Karena hukum yang berlaku berasal dari wahyu Allah, tentu tak ada celah bagi penguasa untuk membuat hukum yang akan menguntungkan dirinya dan kelompok. Beda dengan sistem demokrasi. Hukum dibuat oleh manusia sesuai pesanan dan kepentingan pihak yang mensponsorinya.

Kedua, di dalam Islam ada Majelis Umat yang berfungsi menyampaikan aspirasi masyarakat dan menjalankan fungsi amar makruf nahi mungkar. Majelis ini tidak membuat atau melegislasi peraturan dan undang- undang. Majelis Umat berkewajiban menegur Khalifah dan pejabatnya jika melenceng dari syariah Islam dan buruk dalam melayani umat.
Ketiga, Khalifah sebagai penguasa wajib menjadi pelindung umat. Nabi saw. bersabda: Sesungguhnya imam( Khalifah) itu perisai. Orang- orang berperang di belakangnya dan dia digunakan sebagai tameng. Jika dia memerintahkan ketakwaan kepada Allah 'Azza wa Jala dan berlaku adil, maka dengam itu dia akan mendapatkan pahala. Namun, jika dia memerintahkan yang lain maks dia akan mendapatkan dosa/ azabnya ( HR al - Bukhari dan Muslim).

Wahai kaum Muslim, sesungguhnya tidak ada yang bisa memberikan keadilan dan pembelaan pada umat kecuali syariah Islam. Janganlah kita terpedaya dengan slogan kedaulatan milik rakyat. Kenyataannya hak-hak kita dirampas untuk diberikan kepada segelintir orang.

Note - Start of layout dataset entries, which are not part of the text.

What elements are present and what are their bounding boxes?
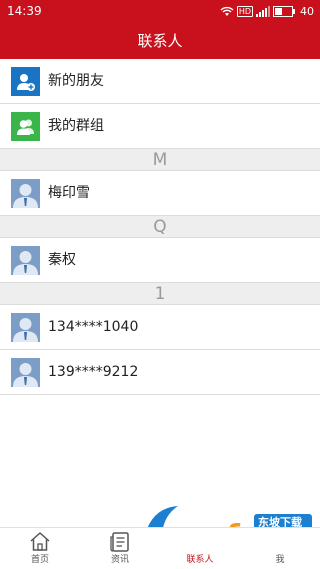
contact-name: 梅印雪 <box>48 185 90 201</box>
nav-news[interactable]: 资讯 <box>80 528 160 569</box>
avatar-icon <box>11 179 40 208</box>
my-groups-label: 我的群组 <box>48 118 104 134</box>
contact-list: 新的朋友 我的群组 M 梅印雪 Q 秦权 1 134****1040 139**… <box>0 59 320 395</box>
page-title: 联系人 <box>137 32 183 50</box>
avatar-icon <box>11 313 40 342</box>
contact-row[interactable]: 139****9212 <box>0 350 320 395</box>
nav-contacts[interactable]: 联系人 <box>160 528 240 569</box>
contact-row[interactable]: 梅印雪 <box>0 171 320 216</box>
nav-news-label: 资讯 <box>110 555 129 565</box>
title-bar: 联系人 <box>0 24 320 59</box>
new-friends-item[interactable]: 新的朋友 <box>0 59 320 104</box>
contact-name: 139****9212 <box>48 364 139 380</box>
contact-name: 134****1040 <box>48 319 139 335</box>
status-bar: 14:39 HD 40 <box>0 0 320 24</box>
nav-contacts-label: 联系人 <box>186 555 214 565</box>
section-header-m: M <box>0 149 320 171</box>
contact-name: 秦权 <box>48 252 76 268</box>
group-icon <box>11 112 40 141</box>
battery-level: 40 <box>300 4 314 18</box>
avatar-icon <box>11 358 40 387</box>
home-icon <box>30 532 50 551</box>
hd-badge: HD <box>236 6 253 17</box>
section-header-1: 1 <box>0 283 320 305</box>
wifi-icon <box>220 6 234 16</box>
section-header-q: Q <box>0 216 320 238</box>
nav-home[interactable]: 首页 <box>0 528 80 569</box>
news-icon <box>110 532 129 552</box>
nav-home-label: 首页 <box>30 555 49 565</box>
add-user-icon <box>11 67 40 96</box>
my-groups-item[interactable]: 我的群组 <box>0 104 320 149</box>
battery-icon <box>273 6 295 17</box>
contact-row[interactable]: 134****1040 <box>0 305 320 350</box>
nav-me-label: 我 <box>275 555 285 565</box>
status-time: 14:39 <box>7 4 42 18</box>
bottom-nav: 首页 资讯 联系人 我 <box>0 527 320 569</box>
nav-me[interactable]: 我 <box>240 528 320 569</box>
avatar-icon <box>11 246 40 275</box>
new-friends-label: 新的朋友 <box>48 73 104 89</box>
signal-icon <box>256 6 270 17</box>
contact-row[interactable]: 秦权 <box>0 238 320 283</box>
status-icons: HD 40 <box>220 4 314 19</box>
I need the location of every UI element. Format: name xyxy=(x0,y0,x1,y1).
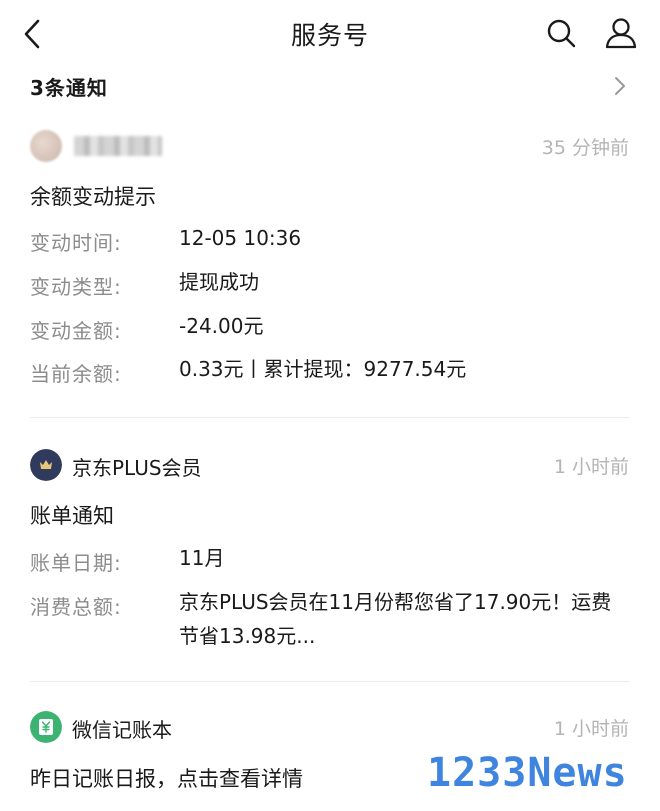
field-value: 0.33元丨累计提现：9277.54元 xyxy=(179,357,467,381)
field-label: 变动金额: xyxy=(30,319,122,343)
jd-plus-avatar-icon xyxy=(30,449,62,481)
field-label: 变动时间: xyxy=(30,231,122,255)
search-icon[interactable] xyxy=(546,18,576,48)
message-time: 35 分钟前 xyxy=(541,137,629,159)
sender-name-blurred xyxy=(74,136,162,156)
sender-name: 微信记账本 xyxy=(72,718,172,742)
message-time: 1 小时前 xyxy=(553,456,629,478)
profile-icon[interactable] xyxy=(604,16,638,50)
watermark: 1233News xyxy=(427,750,628,796)
field-value: 提现成功 xyxy=(179,270,259,294)
sender-avatar xyxy=(30,130,62,162)
message-card-balance[interactable]: 35 分钟前 余额变动提示 变动时间: 12-05 10:36 变动类型: 提现… xyxy=(0,108,660,420)
message-title: 余额变动提示 xyxy=(30,185,156,209)
field-label: 消费总额: xyxy=(30,595,122,619)
field-value: -24.00元 xyxy=(179,314,264,338)
field-value: 11月 xyxy=(179,546,225,570)
message-title: 昨日记账日报，点击查看详情 xyxy=(30,767,303,791)
field-value: 12-05 10:36 xyxy=(179,226,302,250)
notification-count-label: 3条通知 xyxy=(30,76,108,100)
field-label: 账单日期: xyxy=(30,551,122,575)
field-value: 京东PLUS会员在11月份帮您省了17.90元！运费节省13.98元... xyxy=(179,590,612,648)
message-time: 1 小时前 xyxy=(553,718,629,740)
notification-count-row[interactable]: 3条通知 xyxy=(0,66,660,108)
sender-name: 京东PLUS会员 xyxy=(72,456,202,480)
message-card-jd-plus[interactable]: 京东PLUS会员 1 小时前 账单通知 账单日期: 11月 消费总额: 京东PL… xyxy=(0,418,660,682)
top-nav-bar: 服务号 xyxy=(0,0,660,66)
chevron-right-icon xyxy=(615,77,625,95)
field-label: 变动类型: xyxy=(30,275,122,299)
message-title: 账单通知 xyxy=(30,504,114,528)
field-label: 当前余额: xyxy=(30,362,122,386)
ledger-avatar-icon xyxy=(30,711,62,743)
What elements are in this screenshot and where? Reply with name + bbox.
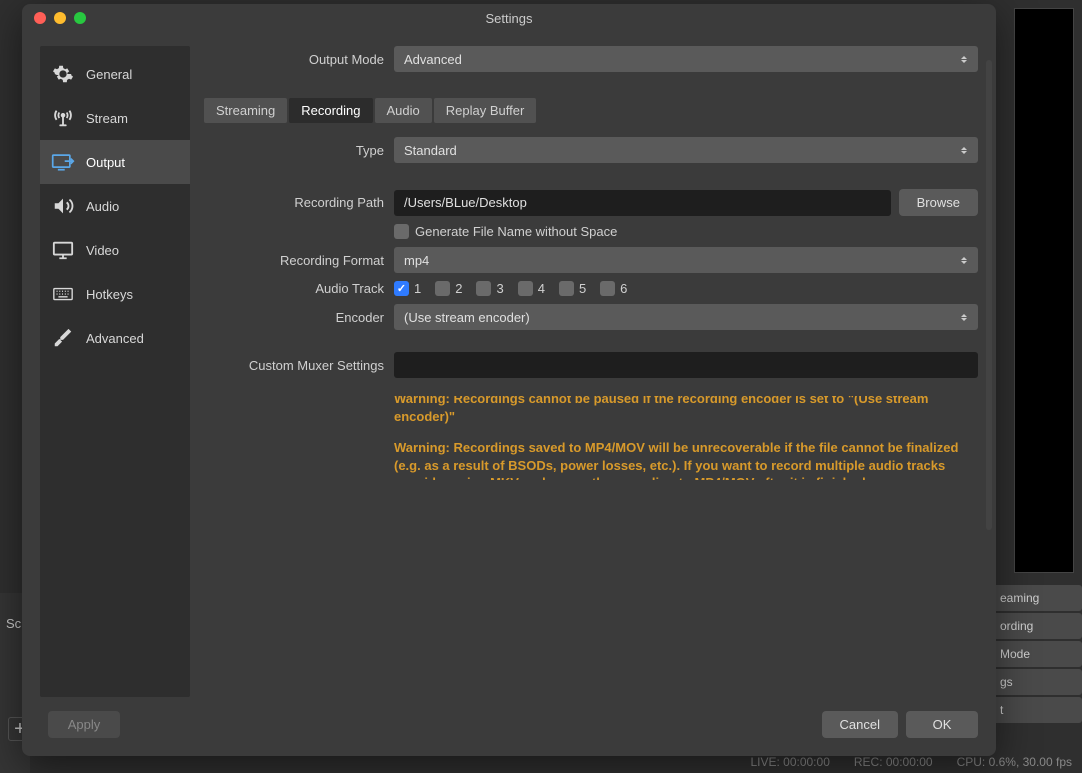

Padahal Allah SWT telah mengingatkan:( TQS al - Infithar (82): 6).

Sepintas aturan- aturan yang dibuat hari ini seperti UU IKN tampak bagus dan logis , misalnya dengan alasan menghindari banjir, menaikan perekonomian,   terhindar dari kemacetan dan tidak mengandalkan APBN. Namun jika di telusuri dengan detil dan teliti akan didapat kenyataan bahwa semua berpotensi merugikan rakyat. Karena itu jika kita  mengharapkan kebijakan yang berpihak pada rakyat, semua itu hanya ada dalam Islam. Bersegeralah. Belum cukupkah umat berkali - kali diperdaya oleh kaum olirgarki dengan mengatasnamakan kedaulatan rakyat?  Wallahu a'lam bi ash- shawwab.